The plot, about the Avengers traveling to a hidden country in Africa to fight aliens alongside the Black Panther (Jeffery Sams), is brisk and fun. It's nice to get them out the gray and shiny halls of S.H.I.E.L.D. and that generic New York future-city they inhabit. The action, animated fairly well, is brutal and often pretty intense. Watching Giant Man stomp around the jungle covered with arrows, the Hulk tearing apart aliens limb by limb, and Iron Man flying around like a robo-bat out of Hell is what I've come to expect from an Avengers cartoon.
Surprisingly, it's the "bonus" movie that I found the most interesting. Next Avengers: Heroes of Tomorrow is a new franchise that takes place far in the future. The Avengers, as we know them, are dead, and their children are stuck learning how to harness their inherited skills. Sure there are unwelcome doses of teenage angst and pubescence, but the film also presents a mystery that we want to unravel. Vision, that robot ghost of Avengers' past, shows up broken and dying. He's sets in to motion a secret plan to save the kids from Ultron.
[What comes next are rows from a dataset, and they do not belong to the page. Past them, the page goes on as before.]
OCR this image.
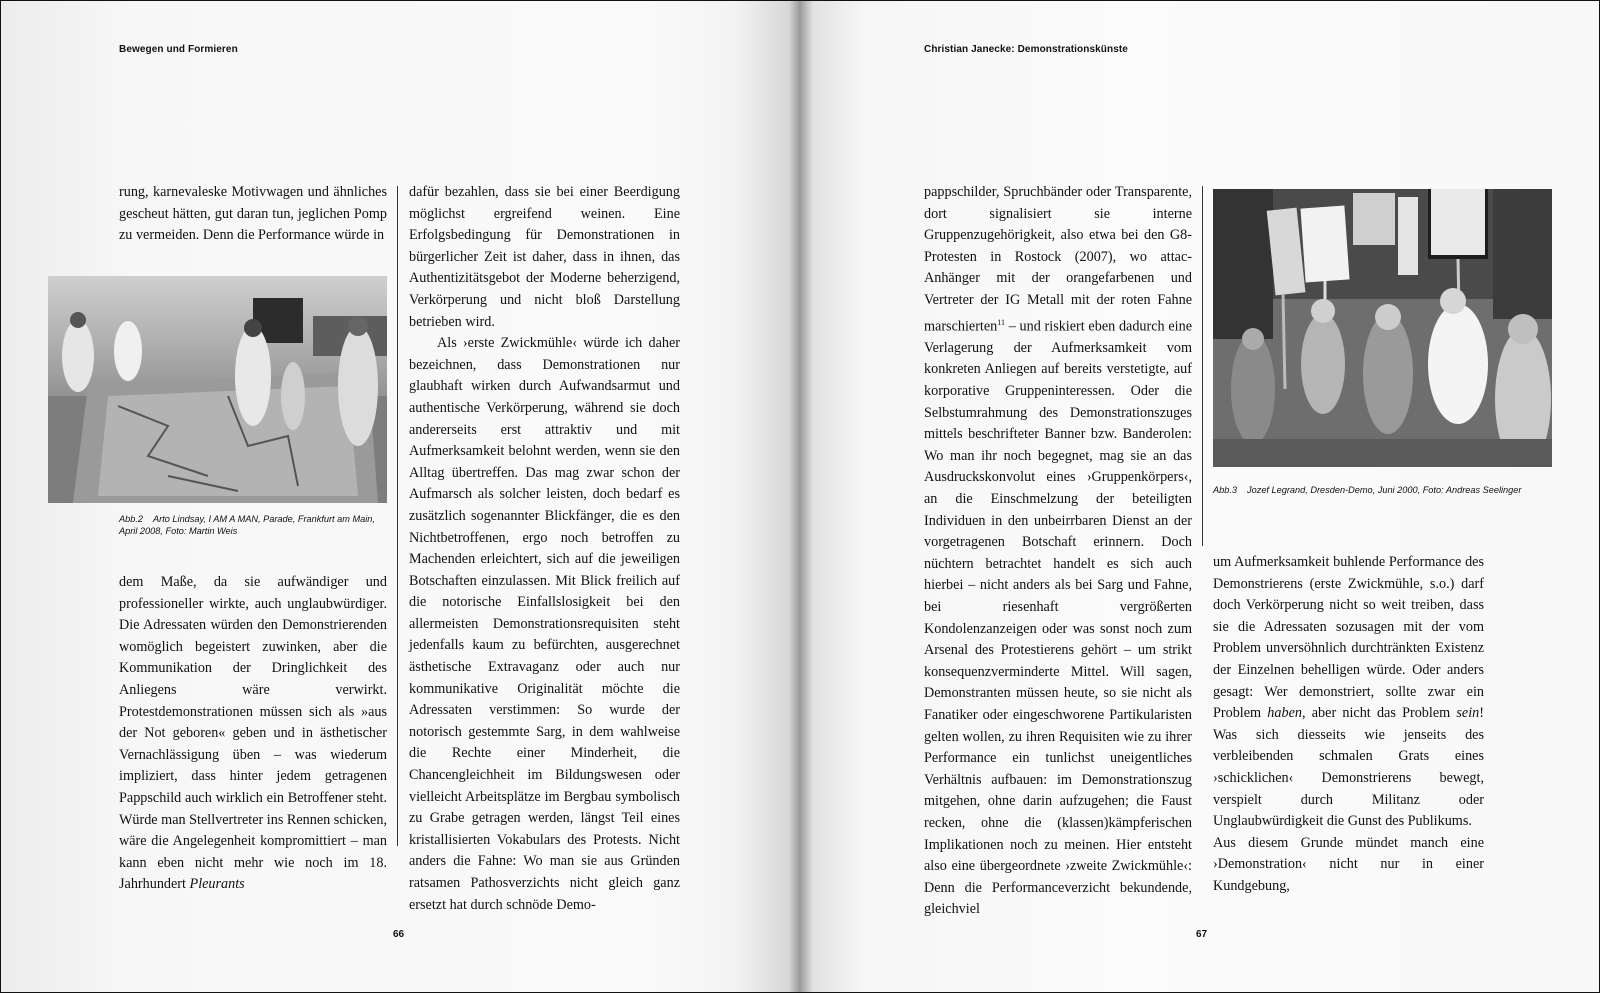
Bewegen und Formieren

rung, karnevaleske Motivwagen und ähnliches gescheut hätten, gut daran tun, jeglichen Pomp zu vermeiden. Denn die Performance würde in

Abb.2 Arto Lindsay, I AM A MAN, Parade, Frankfurt am Main, April 2008, Foto: Martin Weis

dem Maße, da sie aufwändiger und professioneller wirkte, auch unglaubwürdiger. Die Adressaten würden den Demonstrierenden womöglich begeistert zuwinken, aber die Kommunikation der Dringlichkeit des Anliegens wäre verwirkt. Protestdemonstrationen müssen sich als »aus der Not geboren« geben und in ästhetischer Vernachlässigung üben – was wiederum impliziert, dass hinter jedem getragenen Pappschild auch wirklich ein Betroffener steht. Würde man Stellvertreter ins Rennen schicken, wäre die Angelegenheit kompromittiert – man kann eben nicht mehr wie noch im 18. Jahrhundert Pleurants

dafür bezahlen, dass sie bei einer Beerdigung möglichst ergreifend weinen. Eine Erfolgsbedingung für Demonstrationen in bürgerlicher Zeit ist daher, dass in ihnen, das Authentizitätsgebot der Moderne beherzigend, Verkörperung und nicht bloß Darstellung betrieben wird.

Als ›erste Zwickmühle‹ würde ich daher bezeichnen, dass Demonstrationen nur glaubhaft wirken durch Aufwandsarmut und authentische Verkörperung, während sie doch andererseits erst attraktiv und mit Aufmerksamkeit belohnt werden, wenn sie den Alltag übertreffen. Das mag zwar schon der Aufmarsch als solcher leisten, doch bedarf es zusätzlich sogenannter Blickfänger, die es den Nichtbetroffenen, ergo noch betroffen zu Machenden erleichtert, sich auf die jeweiligen Botschaften einzulassen. Mit Blick freilich auf die notorische Einfallslosigkeit bei den allermeisten Demonstrationsrequisiten steht jedenfalls kaum zu befürchten, ausgerechnet ästhetische Extravaganz oder auch nur kommunikative Originalität möchte die Adressaten verstimmen: So wurde der notorisch gestemmte Sarg, in dem wahlweise die Rechte einer Minderheit, die Chancengleichheit im Bildungswesen oder vielleicht Arbeitsplätze im Bergbau symbolisch zu Grabe getragen werden, längst Teil eines kristallisierten Vokabulars des Protests. Nicht anders die Fahne: Wo man sie aus Gründen ratsamen Pathosverzichts nicht gleich ganz ersetzt hat durch schnöde Demo-

66
Christian Janecke: Demonstrationskünste

pappschilder, Spruchbänder oder Transparente, dort signalisiert sie interne Gruppenzugehörigkeit, also etwa bei den G8-Protesten in Rostock (2007), wo attac-Anhänger mit der orangefarbenen und Vertreter der IG Metall mit der roten Fahne marschierten$^{11}$ – und riskiert eben dadurch eine Verlagerung der Aufmerksamkeit vom konkreten Anliegen auf bereits verstetigte, auf korporative Gruppeninteressen. Oder die Selbstumrahmung des Demonstrationszuges mittels beschrifteter Banner bzw. Banderolen: Wo man ihr noch begegnet, mag sie an das Ausdruckskonvolut eines ›Gruppenkörpers‹, an die Einschmelzung der beteiligten Individuen in den unbeirrbaren Dienst an der vorgetragenen Botschaft erinnern. Doch nüchtern betrachtet handelt es sich auch hierbei – nicht anders als bei Sarg und Fahne, bei riesenhaft vergrößerten Kondolenzanzeigen oder was sonst noch zum Arsenal des Protestierens gehört – um strikt konsequenzverminderte Mittel. Will sagen, Demonstranten müssen heute, so sie nicht als Fanatiker oder eingeschworene Partikularisten gelten wollen, zu ihren Requisiten wie zu ihrer Performance ein tunlichst uneigentliches Verhältnis aufbauen: im Demonstrationszug mitgehen, ohne darin aufzugehen; die Faust recken, ohne die (klassen)kämpferischen Implikationen noch zu meinen. Hier entsteht also eine übergeordnete ›zweite Zwickmühle‹: Denn die Performanceverzicht bekundende, gleichviel

Abb.3 Jozef Legrand, Dresden-Demo, Juni 2000, Foto: Andreas Seelinger

um Aufmerksamkeit buhlende Performance des Demonstrierens (erste Zwickmühle, s.o.) darf doch Verkörperung nicht so weit treiben, dass sie die Adressaten sozusagen mit der vom Problem unversöhnlich durchtränkten Existenz der Einzelnen behelligen würde. Oder anders gesagt: Wer demonstriert, sollte zwar ein Problem haben, aber nicht das Problem sein! Was sich diesseits wie jenseits des verbleibenden schmalen Grats eines ›schicklichen‹ Demonstrierens bewegt, verspielt durch Militanz oder Unglaubwürdigkeit die Gunst des Publikums.

Aus diesem Grunde mündet manch eine ›Demonstration‹ nicht nur in einer Kundgebung,

67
Next Avengers isn't in any way connected to the first two movies, but is instead aimed directly at kids. The animation style is fluid and anime-inspired; the plot is twisty and full of globe-trotting; and the references to the old guard of heroes gives the whole thing a nice continuity with the rest of the Marvel Universe. It's a creatively refreshing take on traditional "kid version" of a superhero team.
Ultimate Avengers Movie Collection packages all three of these standard def films on to two DVDs. They are, of course, straight reproductions of the original releases. The video and audio are great across the board, and the special features (which includes a history of The Avengers) are all in tact. It's not worth double-dipping if you already picked up these Marvel Animation releases, but it's nice to have them all in one place.
Ultimate Avengers Movie Collection is a collection of some decent feature-length adventures. I can't say it's great for kids, because the first two PG-13-rated movies are decidedly trying to be for adults. They just happen to be not as good as the kids movie in the pack: Next Avengers.
Ultimately, fans that haven't seen these before should check them out—especially if you dig the "Ultimate" reboots from Marvel. Just beware that this is a double dip of mighty proportions.